Official report finds mainly low pollution levels, stresses need for better monitoring

Management of air quality in Ireland faces twin challenges of dealing with vehicle pollution and adapting to a raft of forthcoming EU legislation, according to a report published yesterday by the Irish Environmental Protection Agency (EPA). In its annual report on air quality in 1997, the EPA says that regulatory action taken against the main traditional pollution sources, such as smoky coal, has succeeded in bringing down ambient levels of smoke and sulphur dioxide to "very low levels". However, other pollutants produced in the main by road traffic are now becoming a problem, the agency reports. In particular, levels of nitrogen dioxide and fine particulates (PM10) are close to existing legal limits at some monitoring stations and would breach future limits likely to be introduced under draft daughter directives to the EU framework directive on air quality.
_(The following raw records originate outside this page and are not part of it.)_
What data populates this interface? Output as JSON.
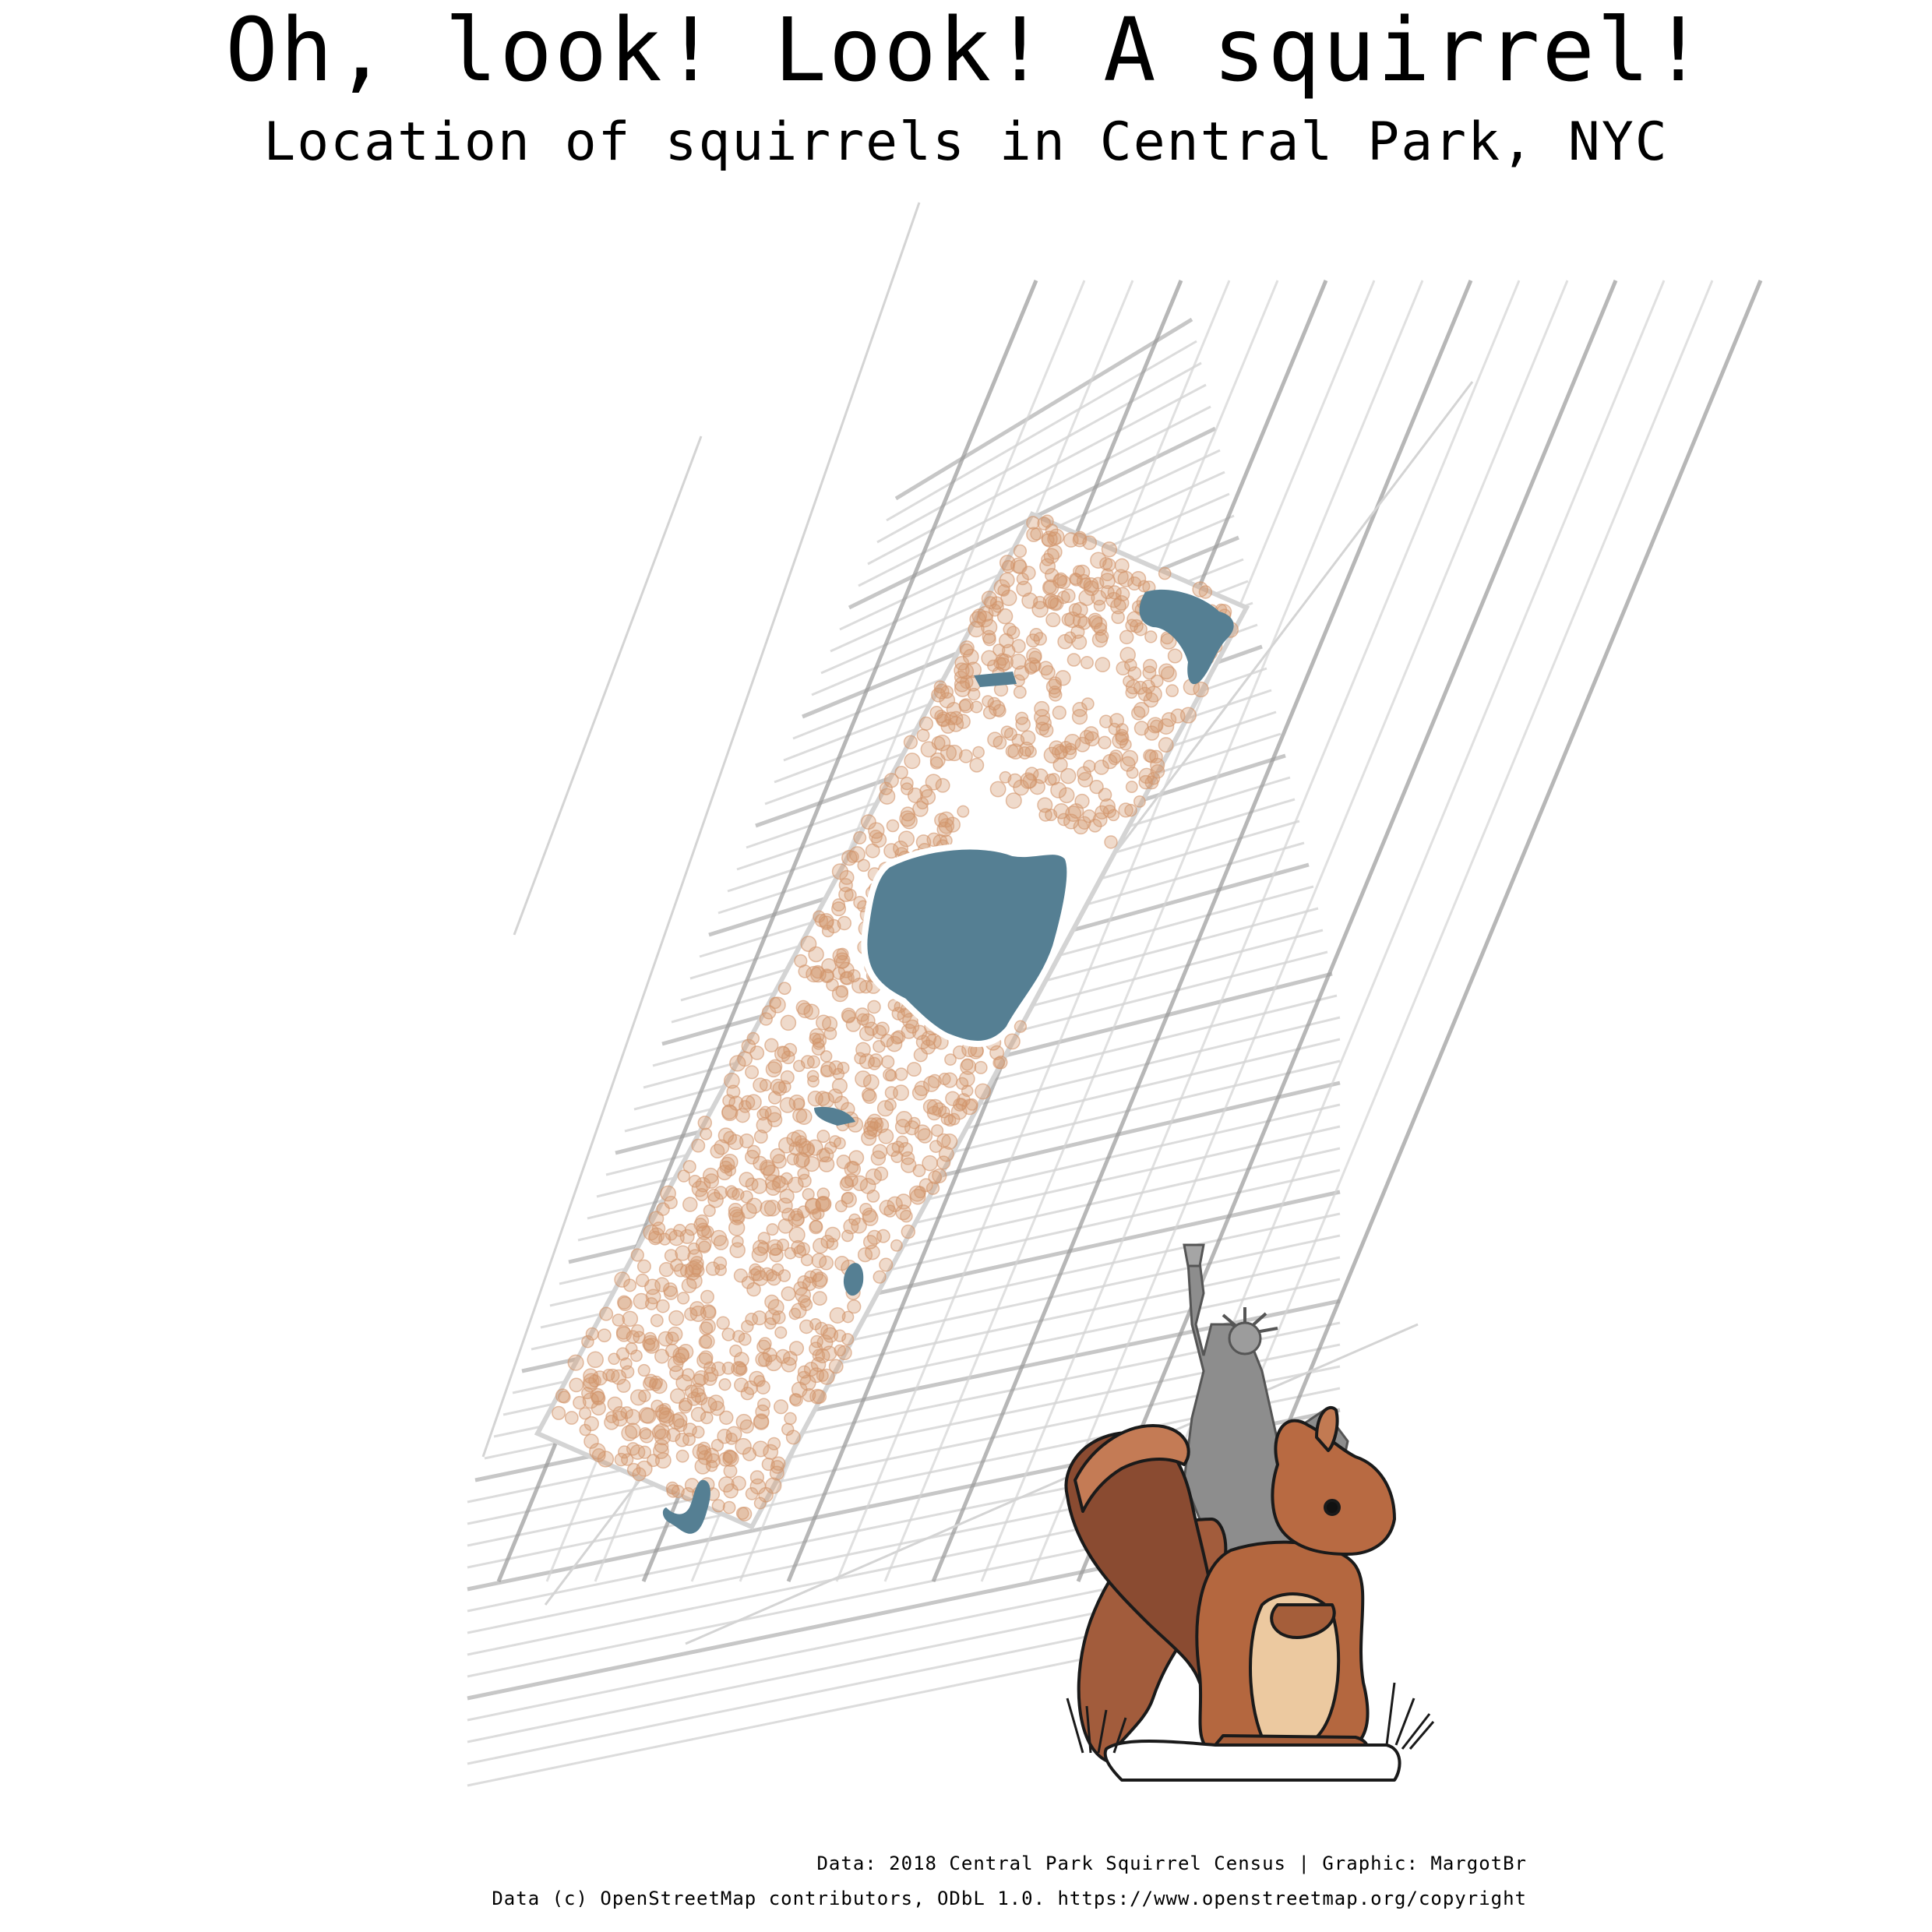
{
  "title": "Oh, look! Look! A squirrel!",
  "subtitle": "Location of squirrels in Central Park, NYC",
  "caption_data": "Data: 2018 Central Park Squirrel Census | Graphic: MargotBr",
  "caption_osm": "Data (c) OpenStreetMap contributors, ODbL 1.0. https://www.openstreetmap.org/copyright",
  "colors": {
    "water": "#557f93",
    "squirrel_point": "#d2956a",
    "street": "#9a9a9a",
    "street_light": "#d4d4d4",
    "background": "#ffffff"
  },
  "map": {
    "layers": [
      "streets",
      "paths",
      "water",
      "squirrel-sightings"
    ],
    "water_bodies": [
      "reservoir",
      "harlem-meer",
      "lake",
      "turtle-pond",
      "the-pond",
      "pond-north"
    ],
    "illustrations": [
      "squirrel-illustration",
      "statue-of-liberty-illustration"
    ]
  }
}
The report describes Ireland's current air quality monitoring effort as "clearly insufficient" and says that the network is "in need of major review and restructuring". In a move timed to coincide with publication of the EPA report, Friends of the Earth Ireland (Earthwatch) has publicised an "official" complaint it made to the European Commission earlier this month. According to the group, Ireland has failed to transpose the EU directive on air quality monitoring into national law and has "not even introduced [a] basic monitoring network".